Sui grattacieli, sul Pentagono. Come? Con gli aerei, con la scienza, con
la tecnologia. By the way: sai cosa mi impressiona di più in questo
tristo ultramiliardario, questo mancato play-boy che anziché
corteggiare le principesse bionde e folleggiare nei night-club (come
faceva a Beirut quando aveva vent'anni) si diverte ad ammazzar la gente
in nome di Maometto e di Allah? Il fatto che il suo sterminato
patrimonio derivi anche dai guadagni d'una Corporation specializzata nel
demolire, e che egli stesso sia un esperto demolitore. La demolizione è
una specialità americana.
***
Quando ci siamo
incontrati t'ho visto quasi stupefatto dall'eroica efficienza e
dall'ammirevole unità con cui gli americani hanno affrontato
quest'Apocalisse. Eh, sì. Nonostante i difetti che le vengono
continuamente rinfacciati, che io stessa le rinfaccio, (ma quelli
dell'Europa e in particolare dell'Italia sono ancora più gravi),
l'America è un paese che ha grosse cose da insegnarci. E a proposito
dell'eroica efficienza lasciami cantare un peana per il sindaco di New
York. Quel Rudolph Giuliani che noi italiani dovremmo ringraziare in
ginocchio. Perché ha un cognome italiano, è un oriundo italiano, e ci
fa fare bella figura dinanzi al mondo intero. E' un grande anzi
grandissimo sindaco, Rudolph Giuliani. Te lo dice una che non è mai
contenta di nulla e di nessuno incominciando da se stessa.
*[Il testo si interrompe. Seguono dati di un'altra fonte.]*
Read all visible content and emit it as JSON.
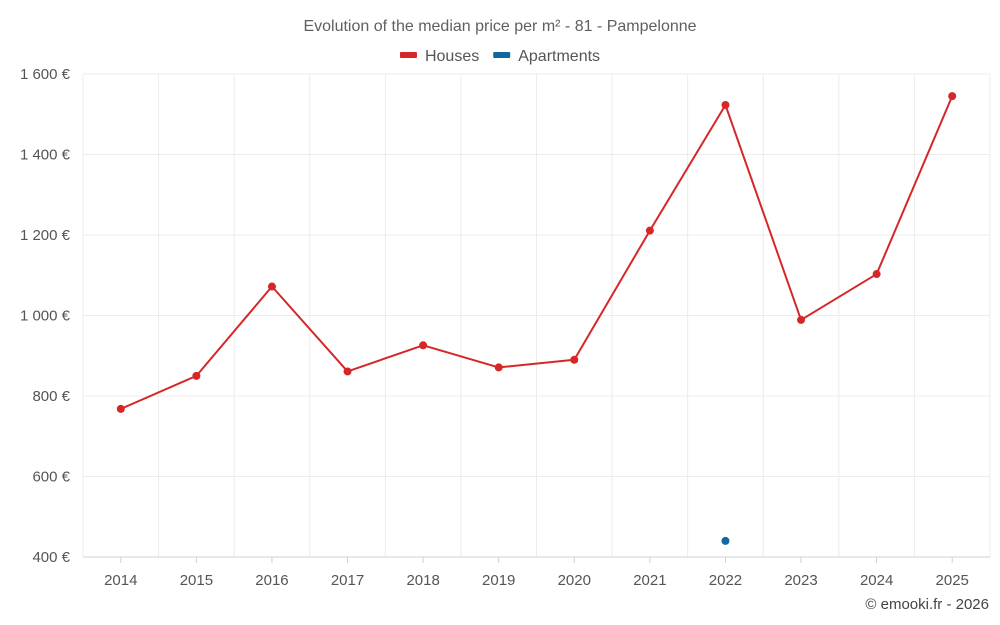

E' un sindaco
degno d'un altro grandissimo sindaco col cognome italiano, Fiorello La
Guardia, e tanti dei nostri sindaci dovrebbero andare a scuola da lui.
Presentarsi a capo chino, anzi con la cenere sul capo, e chiedergli:
"Sor Giuliani, per cortesia ci dice come si fa?". Lui non
delega i suoi doveri al prossimo, no. Non perde tempo nelle bischerate e
nelle avidità. Non si divide tra l'incarico di sindaco e quello di
ministro o deputato. (C'è nessuno che mi ascolta nelle tre città di
Stendhal, insomma a Napoli e a Firenze e a Roma?). Essendo corso subito,
e subito entrato nel secondo grattacielo, ha rischiato di trasformarsi
in cenere con gli altri. S'è salvato per un pelo e per caso. E nel giro
di quattro giorni ha rimesso in piedi la città. Una città che ha nove
milioni e mezzo di abitanti, bada bene, e quasi due nella sola Manhattan.
Come abbia fatto, non lo so. E' malato come me, pover'uomo. Il cancro
che torna e ritorna ha beccato anche lui. E, come me, fa finta d'essere
sano: lavora lo stesso. Ma io lavoro a tavolino, perbacco, stando
seduta! Lui, invece... Sembrava un generale che partecipa di persona
alla battaglia. Un soldato che si lancia all'attacco con la baionetta.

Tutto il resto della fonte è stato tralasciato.